The DA's office still has the choice to appeal the ruling to the Georgia Supreme Court. However, there is no indication that an appeal is forthcoming.


"I think this is a powerful message for folks around Georgia that these are legal products. The Legislature specifically legalized them in 2019, and that law enforcement has no authority to go after businesses that are legally selling these products," EDC's attorney Tom Church told WXIA in reaction to the Court of Appeals decision.


"I think this is a powerful message for folks around Georgia that these are legal products. The Legislature specifically legalized them in 2019, and that law enforcement has no authority to go after businesses that are legally selling these products."
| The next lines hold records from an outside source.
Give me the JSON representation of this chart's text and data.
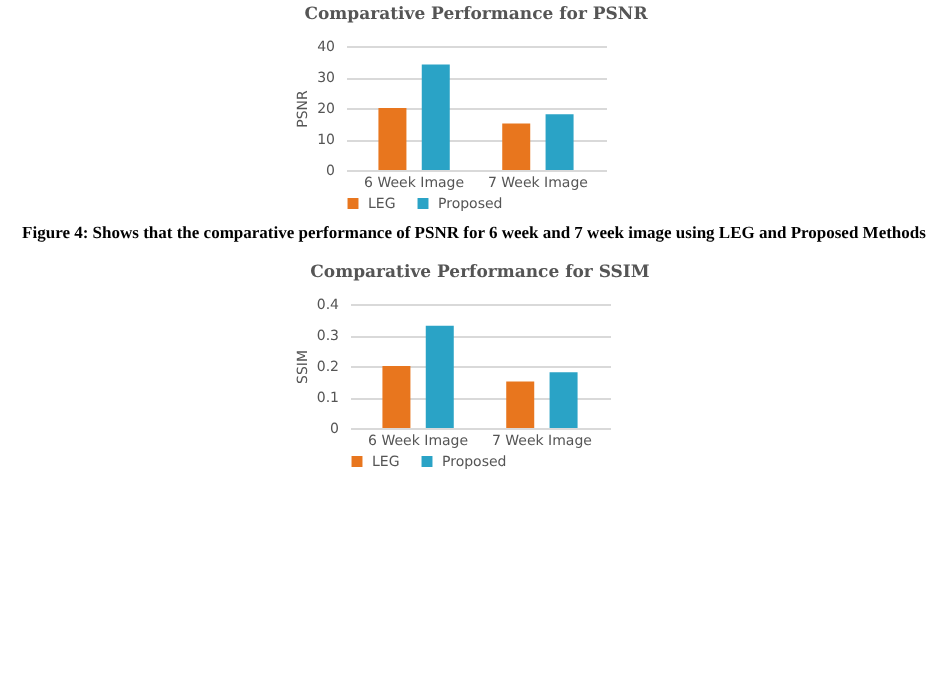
{
  "chart_data": [
    {
      "type": "bar",
      "title": "Comparative Performance for PSNR",
      "ylabel": "PSNR",
      "categories": [
        "6 Week Image",
        "7 Week Image"
      ],
      "series": [
        {
          "name": "LEG",
          "color": "#e8761e",
          "values": [
            20,
            15
          ]
        },
        {
          "name": "Proposed",
          "color": "#2aa3c6",
          "values": [
            34,
            18
          ]
        }
      ],
      "ylim": [
        0,
        40
      ],
      "yticks": [
        0,
        10,
        20,
        30,
        40
      ],
      "grid": "y",
      "legend": "bottom",
      "annotations": [
        "Figure 4: Shows that the comparative performance of PSNR for 6 week and 7 week image using LEG and Proposed Methods"
      ]
    },
    {
      "type": "bar",
      "title": "Comparative Performance for SSIM",
      "ylabel": "SSIM",
      "categories": [
        "6 Week Image",
        "7 Week Image"
      ],
      "series": [
        {
          "name": "LEG",
          "color": "#e8761e",
          "values": [
            0.2,
            0.15
          ]
        },
        {
          "name": "Proposed",
          "color": "#2aa3c6",
          "values": [
            0.33,
            0.18
          ]
        }
      ],
      "ylim": [
        0,
        0.4
      ],
      "yticks": [
        0,
        0.1,
        0.2,
        0.3,
        0.4
      ],
      "grid": "y",
      "legend": "bottom"
    }
  ]
}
- Tom Church, attorney representing Elements Distribution Company


The law Church is referencing is the state’s Hemp Farming Act passed in 2019. The statute set up licenses for farming and processing hemp and allows "all products with the federally defined THC level for hemp."
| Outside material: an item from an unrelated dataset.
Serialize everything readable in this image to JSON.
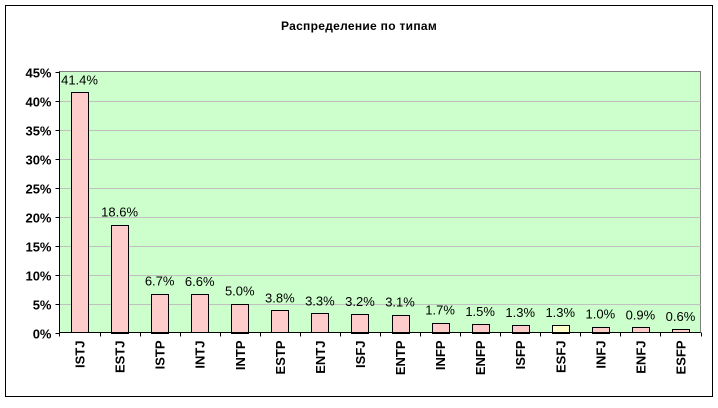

"For the first time in Georgia history, cannabis became explicitly legal as long as it didn't have too much of Delta THC, which is the type of THC that makes users high," Church said.
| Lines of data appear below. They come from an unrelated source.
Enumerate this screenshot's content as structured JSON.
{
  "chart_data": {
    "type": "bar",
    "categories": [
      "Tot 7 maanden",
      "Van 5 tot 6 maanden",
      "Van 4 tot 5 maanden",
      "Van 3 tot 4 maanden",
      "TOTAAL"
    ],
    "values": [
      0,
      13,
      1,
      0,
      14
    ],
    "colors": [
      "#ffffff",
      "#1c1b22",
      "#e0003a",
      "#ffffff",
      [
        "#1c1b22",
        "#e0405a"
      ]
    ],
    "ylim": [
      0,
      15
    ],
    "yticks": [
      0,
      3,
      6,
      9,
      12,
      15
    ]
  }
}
He also stated that he hopes this ruling sets a precedent for similar cases throughout the state.


"For the first time in Georgia history, cannabis became explicitly legal as long as it didn't have too much of Delta THC, which is the type of THC that makes users high."

- Tom Church, attorney representing Elements Distribution Company


The Georgia Appeals Court ruling is just the latest in a series of legal battles over hemp and its cannabinoid derivatives. Since the beginning of September, judges in Maryland, Arkansas, and Texas temporarily lifted bans on products containing hemp-derived delta-8 THC. Meanwhile, last week a judge in Virginia rejected a request to grant an injunction on a recently enacted state law that imposes severe restrictions on hemp items containing intoxicating levels of THC.


After the passage of the 2018 Farm Bill, which federally legalized hemp, states have taken different approaches to regulating hemp-derived cannabinoids. Many industry activists were hoping that the 2023 iteration of the Farm Bill might finally close all the legal loopholes and vagaries caused by the 2018 version and firmly settle the question of hemp-derived cannabinoids and their legality.


However, due to the House Speaker drama over the past several weeks and an impending government shutdown, several key lawmakers do not believe the Farm Bill will be renewed before the end of the year. Until it is, farmers, manufacturers, and retailers are stuck in a legal and economic limbo.


The recent legal victories in states like Georgia, Texas, Maryland, and Arkansas are encouraging signs for an industry battered and beleaguered on all fronts. But until Congress and regulatory agencies like the U.S. Food and Drug Administration take the issue by the horns and address it finally and effectively, businesses like EDC will be trapped between a legal rock and a financial hard place, a genuinely unfun spot to occupy.